April 1900 Catalog (No. 65) is still showing the odd checkering. I have see a lot if early production Model 1894 Fancy Sporting Rifles, and none of them have that type of checkering on the butt stock… they all have standard H-pattern.
Bert
WACA Historian & Board of Director Member #6571L
November 7, 2015

Awesome! NOW I understand why some of you collect catalogs!
Mike
November 7, 2015

clarence said
Ebay has made it EASY…if you’ve got the dough. Used to be possible to find them (& many other things) at gun shows for better prices, but doesn’t happen much nowadays.
Too soon old, too late smart. Thank goodness for reprints. I’ll still go to collector gun shows but suspect most folks there know what they have. May need to venture out to the regular shows again, maybe get a table to liquidate my surplus “modern” stuff.
Mike
Thanks for sharing. What an interesting question that one little drawing creates!

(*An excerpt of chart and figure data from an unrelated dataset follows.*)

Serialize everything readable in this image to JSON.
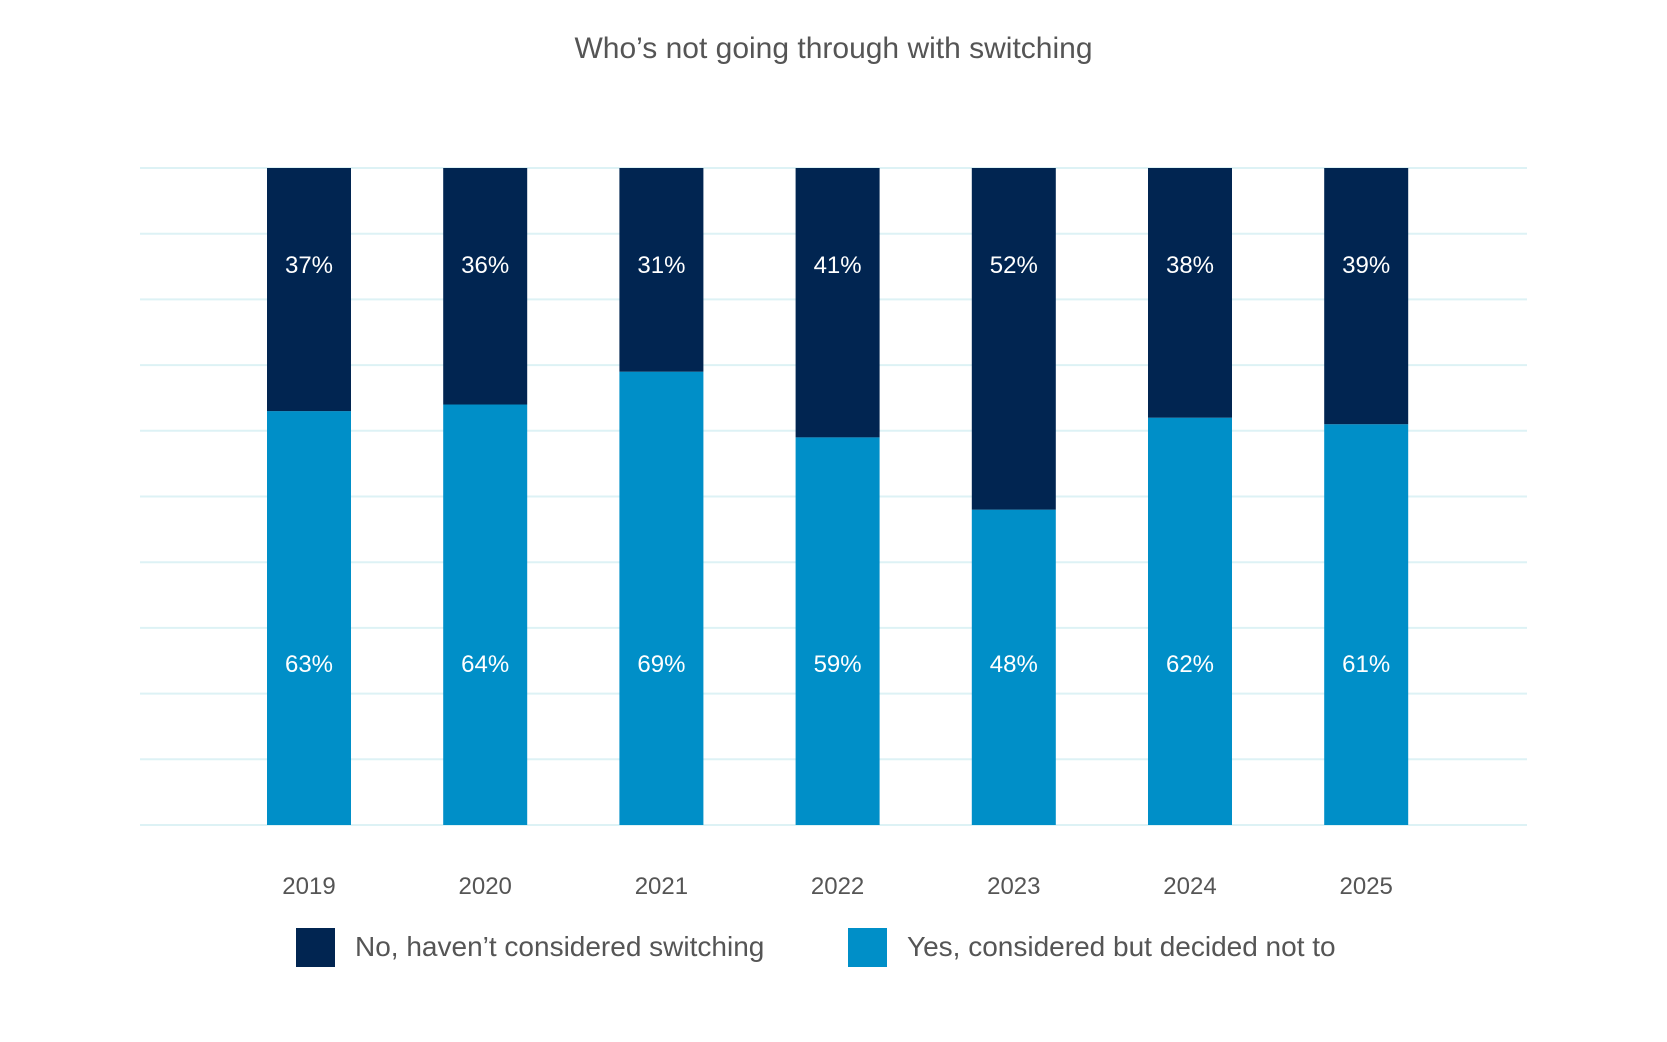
{
  "chart_data": {
    "type": "bar",
    "stacked": true,
    "title": "Who’s not going through with switching",
    "xlabel": "",
    "ylabel": "",
    "ylim": [
      0,
      100
    ],
    "grid": true,
    "legend_position": "bottom",
    "categories": [
      "2019",
      "2020",
      "2021",
      "2022",
      "2023",
      "2024",
      "2025"
    ],
    "series": [
      {
        "name": "Yes, considered but decided not to",
        "color": "#008FC8",
        "values": [
          63,
          64,
          69,
          59,
          48,
          62,
          61
        ],
        "labels": [
          "63%",
          "64%",
          "69%",
          "59%",
          "48%",
          "62%",
          "61%"
        ]
      },
      {
        "name": "No, haven’t considered switching",
        "color": "#012551",
        "values": [
          37,
          36,
          31,
          41,
          52,
          38,
          39
        ],
        "labels": [
          "37%",
          "36%",
          "31%",
          "41%",
          "52%",
          "38%",
          "39%"
        ]
      }
    ],
    "legend": [
      {
        "label": "No, haven’t considered switching",
        "color": "#012551"
      },
      {
        "label": "Yes, considered but decided not to",
        "color": "#008FC8"
      }
    ],
    "gridline_color": "#DDF2F5",
    "text_color": "#555555"
  }
}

It seems like a rifle with this style checkering would have surfaced and been discussed before now – but maybe things will work in reverse. Now that the drawing has been discussed, a rifle may materialize…
Matt74 said
clarence said
Matt74 said
Here is a pic of Marlin’s No 2 checkering. The checkering on the buttstock is very similar to that in the above catalog.
Minus that beautiful “S” curve PG that Marlin was noted for, going back to the Ballard.
Clarence, those “S” curves are a thing of beauty. I always have been one for “curves”…?
Marlin’s “S” curves do have a certain appeal!